The transcription will be made only for short timing audio (up to 15 seconds) and short utterances. As a consequence of this second condition, text output can be "incomplete" regarding the audio input because the transcription will be made up to the first "silence mark" (e.g. as Microsoft does). The aim is to identify a voice command.

Chinese providers

Only support Chinese-spoken audios. Otherwise, it will raise a GXAI5000 error when the audio is provided in another (unknown) language.

For example, taking the following Chinese-spoken audio, you will get the result detailed on the below table.

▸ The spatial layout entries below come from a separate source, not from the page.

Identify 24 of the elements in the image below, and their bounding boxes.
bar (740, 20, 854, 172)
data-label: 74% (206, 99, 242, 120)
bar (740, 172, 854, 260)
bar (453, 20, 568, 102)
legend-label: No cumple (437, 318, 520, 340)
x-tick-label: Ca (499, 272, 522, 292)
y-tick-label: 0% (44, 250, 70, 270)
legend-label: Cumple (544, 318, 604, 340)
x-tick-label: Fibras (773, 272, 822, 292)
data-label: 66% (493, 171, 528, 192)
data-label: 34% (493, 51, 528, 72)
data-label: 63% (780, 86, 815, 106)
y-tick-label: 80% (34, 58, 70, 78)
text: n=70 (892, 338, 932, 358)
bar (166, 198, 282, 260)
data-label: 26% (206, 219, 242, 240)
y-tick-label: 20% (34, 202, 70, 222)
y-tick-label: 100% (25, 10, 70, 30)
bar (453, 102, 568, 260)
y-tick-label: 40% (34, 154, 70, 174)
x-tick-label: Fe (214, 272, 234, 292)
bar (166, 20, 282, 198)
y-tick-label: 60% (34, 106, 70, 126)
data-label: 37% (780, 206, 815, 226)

SpeechToText - Sample - Chinese

0:00

Provider	Output	Benchmark
Alibaba	{ "Text": "提出的第一个问题是什么是冰山冰山是一个自动生成软件，程序的工具，例如为应用程序和智能设备始终处于技术发展的最前沿。" "Confidence": 1.0 }	13160ms
Baidu	{ "Text": "提出的第一个问题是一个自动生成软件程序的工具，例如应用程序，智能设备始终处于技术发展的最前沿", "Confidence": 1.0 }	101354ms
Tencent	{ "Text": "提出的第一个问题是什么仅三十一个自动生成软件程序的工具例如应用程序可智能设备始终处于技术发展的最前沿", "Confidence": 1.0 }	98457ms

Amazon provider

The audio file must be uploaded to Amazon S3. In case you have set Storage Provider property with your Amazon credentials, any audio will be automatically stored on your S3 bucket to be processed. In another case, you must provide an URL with one of the following expressions:
+ http://{bucket}.s3.amazonaws.com/{path/to/filename.ext}
+ http://{bucket}.s3-{region}.amazonaws.com/{path/to/filename.ext}
+ http://s3.amazonaws.com/{bucket}/{path/to/filename.ext}
+ http://s3-{region}.amazonaws.com/{bucket}/{path/to/filename.ext}
The {region} must match with the region of your access credentials (or can be empty only when your region is 'us-east-1').

Notes

Input audio format depends on the provider type.
- Amazon WS supports mp3, mp4, wav and flac.
- Baidu AI supports pcm, wav, and amr.
- IBM Watson supports mp3, mp4, wav, ogg, flac and webm (GeneXus 16 Upgrade 0 only supports mp3)
- Microsoft Azure supports wav only.
- Google Cloud AI supports mp3, wav and ogg.
- Tencent AI supports wav only.
Use this site to verify your audio has an appropriate mime-type.
Audio format conversion can be done by using an external tool.
GeneXusAI integrates this feature automatically as an experimental feature if you follow these steps:
1) Download the ffmpeg tool depending on your server's operative system (i.e. Linux or Windows).
2) Attach the binary file to your knowledge base as a File object.
3) Set the Extract for {gen} Generator property in True, being '{gen}' your working generator (Java, .NET or .NET Core).
4) Set the {gen} Generator Extract Directory property with "Resources" value.
5) Ensure that the extracted binary file has execution permission where the webapp is running.
6) Give an &audio input to this task without worrying about its format.
Take into account that adding this feature the performance can be degraded.

IMPORTANT: As an experimental feature, no support is provided and it is subject to breaking changes without any advertisement. Use it at your own risk.
Microsoft's Bing Speech API will be deprecated and its credentials must be updated to Speech API before October 2019.

Scope

Generators:	.NET, .NET Framework, Java, Apple, Android, Angular
Connectivity:	Online

Availability

This procedure is available as of GeneXus 16.

As of GeneXus 16 upgrade 1:
- Google Cloud AI is available.
As of GeneXus 16 upgrade 2:
- Amazon WS and Tencent AI are available.
As of GeneXus 16 upgrade 3:
- Baidu AI is available.
As of GeneXus 16 upgrade 4:
- Alibaba AI is available.